The Dealey Plaza park project, which spanned five years, was a cooperative effort of the City of Dallas, the Texas Highway Department, and the Works Progress Administration (WPA). Designed by Kansas City architects Hare & Hare, the landscaping and Art Deco-styled structures complemented the design details on the triple underpass.
Shortly after G.B. Dealey’s death in 1946, the Park Board paid tribute to him by officially naming the site Dealey Plaza. In 1949, a bronze statue of Dealey, sculpted by Felix de Weldon, was installed in the park.
During the 1950s and 1960s, Dealey Plaza remained not only the historic gateway to the city, but also the physical entrance to downtown. The vehicular park was an ornamental thoroughfare for traffic entering and leaving the downtown area.

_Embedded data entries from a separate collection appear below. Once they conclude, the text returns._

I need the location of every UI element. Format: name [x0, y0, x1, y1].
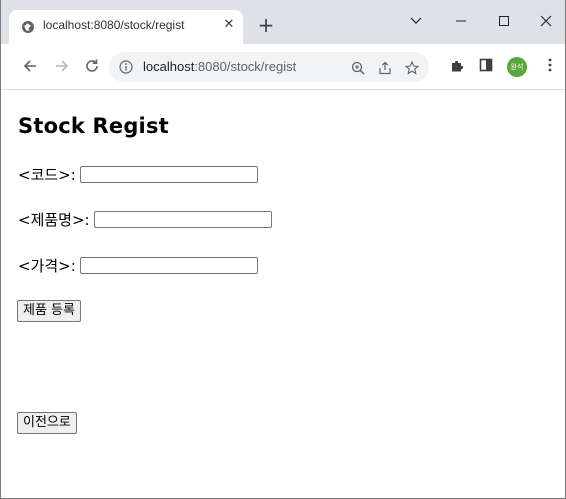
tab-title: localhost:8080/stock/regist — [43, 18, 185, 32]
product-name-label: <제품명>: — [18, 210, 90, 229]
price-input[interactable] — [79, 256, 258, 274]
code-label: <코드>: — [18, 165, 76, 184]
price-label: <가격>: — [18, 256, 76, 275]
go-back-button[interactable]: 이전으로 — [17, 412, 77, 434]
site-info-icon[interactable] — [119, 60, 133, 74]
new-tab-button[interactable]: + — [255, 14, 277, 36]
reload-icon[interactable] — [81, 55, 103, 77]
menu-kebab-icon[interactable] — [541, 58, 559, 76]
tab-search-chevron-icon[interactable] — [403, 10, 429, 32]
product-name-field-row: <제품명>: — [18, 208, 272, 230]
back-arrow-icon[interactable] — [19, 55, 41, 77]
browser-tab[interactable]: localhost:8080/stock/regist ✕ — [9, 10, 243, 44]
tab-strip: localhost:8080/stock/regist ✕ + — [1, 0, 565, 44]
register-product-button[interactable]: 제품 등록 — [17, 300, 81, 322]
address-bar[interactable]: localhost:8080/stock/regist — [109, 52, 429, 82]
page-content: Stock Regist <코드>: <제품명>: <가격>: 제품 등록 이전… — [1, 90, 565, 498]
code-field-row: <코드>: — [18, 163, 258, 185]
minimize-button[interactable] — [448, 10, 474, 32]
globe-icon — [22, 21, 34, 33]
zoom-icon[interactable] — [349, 59, 367, 77]
code-input[interactable] — [79, 165, 258, 183]
extensions-puzzle-icon[interactable] — [448, 58, 466, 76]
browser-toolbar: localhost:8080/stock/regist 원석 — [1, 44, 565, 90]
profile-avatar[interactable]: 원석 — [507, 57, 527, 77]
bookmark-star-icon[interactable] — [403, 59, 421, 77]
url-text[interactable]: localhost:8080/stock/regist — [143, 59, 296, 74]
url-path: :8080/stock/regist — [194, 59, 297, 74]
forward-arrow-icon[interactable] — [51, 55, 73, 77]
product-name-input[interactable] — [93, 210, 272, 228]
maximize-button[interactable] — [491, 10, 517, 32]
close-window-button[interactable] — [533, 10, 559, 32]
share-icon[interactable] — [376, 59, 394, 77]
page-title: Stock Regist — [18, 114, 169, 138]
side-panel-icon[interactable] — [477, 58, 495, 76]
close-tab-icon[interactable]: ✕ — [221, 17, 237, 33]
url-host: localhost — [143, 59, 195, 74]
browser-window: localhost:8080/stock/regist ✕ + localhos… — [0, 0, 566, 499]
price-field-row: <가격>: — [18, 254, 258, 276]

Park Structures and Plantings
The placement of the Art Deco-style structures is classically symmetrical. At the north and south boundaries of the park, broad steps lead to concrete pergolas. Arched colonnades, flanked on either end by a covered shelter, define the pergolas.
Long, twin reflecting pools with fountains run north-south along the west side of Houston Street. The reflecting pools are separated by Main Street, and planter boxes and peristyles complement the pools. One of two tall concrete obelisks was replaced in 1949 with the statue of G.B. Dealey.
Original plantings included holly hedges in all straight areas around the reflecting pools and colonnades, yaupon in curved areas of the reflecting pools, and live oaks and cedar elms in the corner areas at the colonnades. Oak trees and holly hedges were planted along the outermost edges of the grassy areas below arcades.